New research on skin lipids may pave the way toward personalized therapies for atopic dermatitis.
Researchers can now identify the precise lipids found in the skin of people who have atopic dermatitis, and compare them to people with healthy skin. Here’s how: A type of tape can pull some lipids off a person’s skin; allow testing of them with the use of a mass spectrometer; and have the results compared to the skin lipid profiles of generally healthy patients.
With this information, researchers may be able to determine what lipids are deficient and develop topical compounds to replace them – either individually, or with compounds that could aid groups of people who share similar lipid profiles.
“This has the potential to remove any guess work that might have existed in the past regarding the correct combination of lipids required to improve skin health,’ says Arup Indri, an associate professor in the College of Pharmacy at Oregon State University, in a news release. “This may be of value not only to patients with atopic dermatitis or other skin diseases, but even for normal individuals who simply want their skin to be more healthy, well hydrated and resistant to aging.”
The findings appear in the British Journal of Dermatology. The researchers have applied for patents and are working with university officials to begin the process of licensing and commercialization.
The researchers also discovered a clear link between atopic dermatitis, altered lipid profiles and some types of bacterial infections such as staphylococcus aureus.

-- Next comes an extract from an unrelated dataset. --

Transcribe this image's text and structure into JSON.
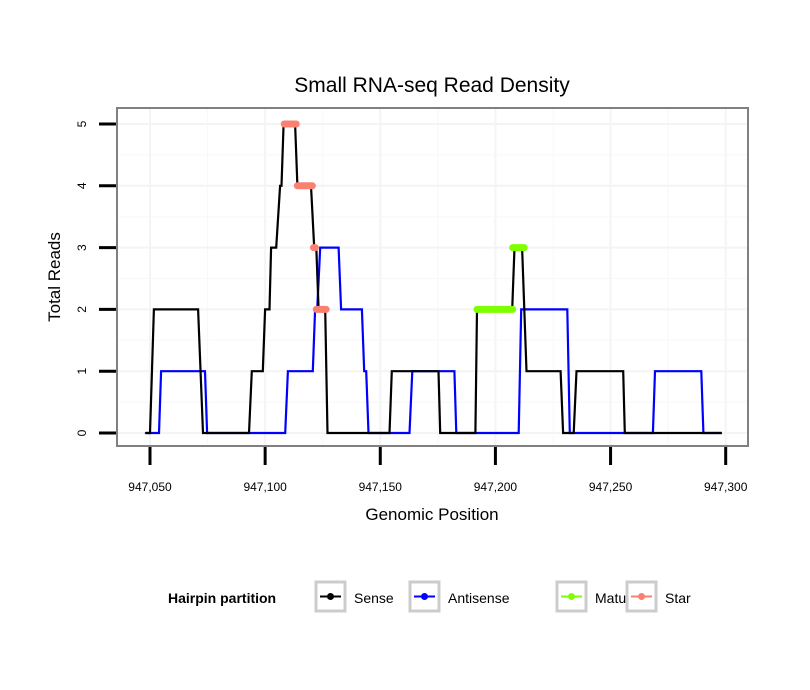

Staph infections may both lead to atopic dermatitis problems and make people more prone to further infections – a cycle of skin inflammation that can disrupt the skin microbiome.
“These findings about altered lipid profiles and the link to bacterial infections could be a breakthrough to ultimately help many people who struggle with atopic dermatitis and related skin problems,” says Indra.
This research has been supported by the Atopic Dermatitis Research Network, funded by the National Institutes of Health and the Oregon Nanoscience and Microtechnologies Institute.
Collaborators on the research are from the Oregon Health & Science University, OSU’s Linus Pauling Institute, the University of Rochester Medical Center, National Jewish Health, and Rho, Inc.